La crisi mette a rischio la spina dorsale dell’economia lucana, composta da piccole e piccolissime imprese. Dalla regione Basilicata intanto è stata varata la semplificazione delle procedure amministrative, i bandi per il fondo di garanzia, il micro-credito e la banda larga e sono in dirittura d’arrivo gli stessi provvedimenti sul credito d’imposta per l’occupazione e gli investimenti. Serve una terapia d’urto, ad esempio circa le risorse necessarie per la promozione delle imprese che vivono momenti difficili: l’emergenza creditizia ha messo in ginocchio larga delle piccole e medie imprese. Una situazione drammatica che purtroppo ha messo in ginocchio molte imprese. E speriamo che da parte di tutti si abbia a reagire per favorire sbocchi occupazionali.
Altra questione sono gli smantellamenti, soppressioni in riferimento a tribunali, province, scuole, poste ed enti vari, tagli ai Comuni che pure hanno portato soldi alle casse dello Stato per un totale di oltre 3 miliardi di euro.
Le misure del governo Monti sono impopolari, ma bisogna riconoscere che sono necessarie evitando però un certo livellamento. Mi spiego, non si può non tener conto della struttura geomorfologica della Basilicata in cui esistono difficoltà di collegamento tra i diversi paesi, in un territorio particolarmente disarticolato e disgregato, in aree di montagna, e con servizi pubblici assolutamente insufficienti, l’asfitticità dei bilanci dei nostri comuni.

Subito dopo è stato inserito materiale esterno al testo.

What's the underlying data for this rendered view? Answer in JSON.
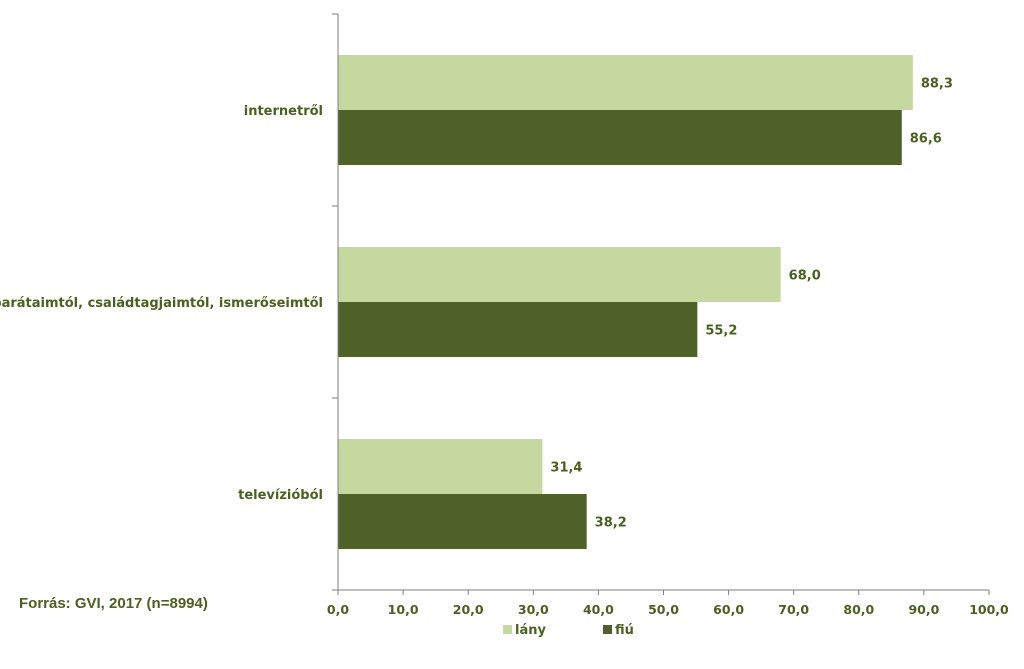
{
  "source_note": "Forrás: GVI, 2017 (n=8994)",
  "colors": {
    "lany": "#c4d8a0",
    "fiu": "#4e6128",
    "text": "#4d5f22",
    "axis": "#7f7f7f"
  },
  "chart_data": {
    "type": "bar",
    "orientation": "horizontal",
    "categories": [
      "internetről",
      "barátaimtól, családtagjaimtól, ismerőseimtől",
      "televízióból"
    ],
    "series": [
      {
        "name": "lány",
        "values": [
          88.3,
          68.0,
          31.4
        ],
        "value_labels": [
          "88,3",
          "68,0",
          "31,4"
        ]
      },
      {
        "name": "fiú",
        "values": [
          86.6,
          55.2,
          38.2
        ],
        "value_labels": [
          "86,6",
          "55,2",
          "38,2"
        ]
      }
    ],
    "xlim": [
      0,
      100
    ],
    "x_ticks": [
      0,
      10,
      20,
      30,
      40,
      50,
      60,
      70,
      80,
      90,
      100
    ],
    "x_tick_labels": [
      "0,0",
      "10,0",
      "20,0",
      "30,0",
      "40,0",
      "50,0",
      "60,0",
      "70,0",
      "80,0",
      "90,0",
      "100,0"
    ],
    "grid": false,
    "legend": "bottom-center"
  }
}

Non ci pronunciamo sulla “spending review” che è molto criticata.
Condanniamo quel sistema sociale ad alta soggettività dove ognuno vede le cose da un angolo visuale tutto suo; dove diventa sempre più difficile creare coscienza collettiva, dove ancora persiste un processo di riflusso dal momento della tensione in avanti tipica dei movimenti collettivi alla quotidianetà della vita del singolo e delle istituzioni, dove ci si può solo ritagliare il proprio ruolo in un sistema implicitamente immutabile nel suo insieme, dove questo riflusso alla quotidianetà avviene con un attegiamento di antico fatalismo (verso le cose che non cambiano mai) ed insieme di profonda desertificazione e frustrazione.
La manovra Salva Italia era necessaria, questo è politicamente acquisito, ma lascia inevase molte questioni, che necessariamente dovranno essere affrontate.
Allo stato attuale occorre rendersi conto su ciò che il governo Monti intende eseguire: contestare se è il caso, chiedere rettifiche o annullamenti. Certi criteri – standard – vanno valutati.
E’ da rispolverare il vecchio detto: “videant consules”… tutti dal governatore De Filippo, dai politici, dai sindaci sino all’ultimo cittadino vigilare, verificare, tenendo sempre lo sguardo sulle nostre grandi emergenze: il lavoro, i giovani, la sanità, i servizi, welfare, la sicurezza sociale… tutte priorità che rappresentano il collante sociale di un paese che ha la coesione e la solidarietà nel proprio DNA.
Per uscire il prima possibile dal non-luogo della crisi generata da un indebitamento a spirale è necessaria una massiccia iniezione di equità, di giustizia diffusa.
E’ la sussidiarietà una delle vie maestre, fatta di associazionismo produttivo di base, di cooperazione, di credito alle idee e alla forza di volontà. E’ una strada che gli italiani conoscono bene, e che hanno praticato per decenni con grande profitto.